Alexis de Tocqueville
French · 1805 to 1859
Born Alexis Charles Henri Clérel de Tocqueville on July 29, 1805, in Paris into an old Norman aristocratic family that had only just escaped the guillotine, he was the great-grandson of the statesman Malesherbes, beheaded in 1793 for defending Louis XVI at his trial. His parents would have died too had Robespierre fallen a few months later. He grew up at the château of Verneuil, was schooled at the Lycée Fabert in Metz, and trained for the magistracy, taking up a junior judgeship at Versailles in 1827. After the July Revolution of 1830 brought the Orléans monarchy to power, he obtained leave to study the American penitentiary system, and on May 11, 1831, sailed for New York with his friend Gustave de Beaumont, twenty-five years old, with a notebook and a brief to look at everything.
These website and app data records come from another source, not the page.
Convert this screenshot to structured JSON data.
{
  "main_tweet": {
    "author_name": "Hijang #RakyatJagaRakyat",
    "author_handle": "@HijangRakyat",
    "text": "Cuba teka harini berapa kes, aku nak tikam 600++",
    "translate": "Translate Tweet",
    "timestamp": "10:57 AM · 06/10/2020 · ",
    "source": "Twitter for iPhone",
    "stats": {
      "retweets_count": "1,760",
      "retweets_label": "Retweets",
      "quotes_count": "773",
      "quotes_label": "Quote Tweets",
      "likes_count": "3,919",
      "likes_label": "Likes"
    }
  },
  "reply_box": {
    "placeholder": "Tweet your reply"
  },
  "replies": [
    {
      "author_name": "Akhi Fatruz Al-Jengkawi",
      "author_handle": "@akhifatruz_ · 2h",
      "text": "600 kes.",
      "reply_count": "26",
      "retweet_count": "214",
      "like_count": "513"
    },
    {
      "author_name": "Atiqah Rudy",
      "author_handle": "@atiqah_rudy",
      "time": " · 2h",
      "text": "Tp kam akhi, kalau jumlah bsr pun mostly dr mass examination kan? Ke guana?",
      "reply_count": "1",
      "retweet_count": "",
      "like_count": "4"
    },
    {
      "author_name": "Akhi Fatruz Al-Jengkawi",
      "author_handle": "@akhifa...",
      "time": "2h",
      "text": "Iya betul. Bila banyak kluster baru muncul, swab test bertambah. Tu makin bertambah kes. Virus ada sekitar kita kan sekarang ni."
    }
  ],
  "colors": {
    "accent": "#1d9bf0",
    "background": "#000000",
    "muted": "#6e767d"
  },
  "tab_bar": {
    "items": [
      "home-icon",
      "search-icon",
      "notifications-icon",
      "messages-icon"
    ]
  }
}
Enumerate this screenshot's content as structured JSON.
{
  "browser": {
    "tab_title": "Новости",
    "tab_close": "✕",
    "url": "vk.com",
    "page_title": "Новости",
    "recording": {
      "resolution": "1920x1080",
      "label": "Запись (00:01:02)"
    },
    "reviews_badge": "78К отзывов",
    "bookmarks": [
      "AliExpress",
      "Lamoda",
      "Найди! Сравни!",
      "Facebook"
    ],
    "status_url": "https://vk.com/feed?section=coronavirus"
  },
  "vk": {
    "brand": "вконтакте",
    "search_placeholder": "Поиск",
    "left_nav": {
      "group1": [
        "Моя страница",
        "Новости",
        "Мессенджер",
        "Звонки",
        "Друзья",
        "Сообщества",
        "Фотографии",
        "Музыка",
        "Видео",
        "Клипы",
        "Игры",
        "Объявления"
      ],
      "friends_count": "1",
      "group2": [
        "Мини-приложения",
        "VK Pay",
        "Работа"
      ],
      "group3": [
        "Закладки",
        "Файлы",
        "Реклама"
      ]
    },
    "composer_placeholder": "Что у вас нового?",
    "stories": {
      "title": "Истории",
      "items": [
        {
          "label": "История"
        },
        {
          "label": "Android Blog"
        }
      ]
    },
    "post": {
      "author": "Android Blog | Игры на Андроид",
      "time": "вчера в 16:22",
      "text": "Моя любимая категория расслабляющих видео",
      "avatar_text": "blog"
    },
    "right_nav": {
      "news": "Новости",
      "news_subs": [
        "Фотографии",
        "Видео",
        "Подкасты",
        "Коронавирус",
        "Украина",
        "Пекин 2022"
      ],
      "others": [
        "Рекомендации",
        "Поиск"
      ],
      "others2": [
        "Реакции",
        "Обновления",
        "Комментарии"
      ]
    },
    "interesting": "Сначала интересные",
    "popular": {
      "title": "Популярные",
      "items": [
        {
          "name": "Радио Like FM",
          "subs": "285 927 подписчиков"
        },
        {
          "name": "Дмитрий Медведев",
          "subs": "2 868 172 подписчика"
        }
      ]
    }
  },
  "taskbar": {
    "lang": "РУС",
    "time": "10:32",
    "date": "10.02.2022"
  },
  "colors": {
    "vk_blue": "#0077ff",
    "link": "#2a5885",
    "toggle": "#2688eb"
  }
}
They covered seven thousand miles in nine months, from Boston to New Orleans, from Sing Sing to the Michigan frontier. Democracy in America appeared in two volumes in 1835 and 1840, an analytic portrait of the new republic that warned of the soft despotism of mass opinion even as it explained how the habits of free association protected liberty. He sat in the Chamber of Deputies from 1839, served briefly as foreign minister under Louis-Napoleon, and was arrested after the coup of December 1851; he refused the oath to the new Empire and retired to Tocqueville to write The Old Regime and the Revolution (1856). A lifelong sufferer from tuberculosis, he died of the disease on April 16, 1859, in Cannes, at the age of fifty-three, his English wife Mary Mottley at his bedside.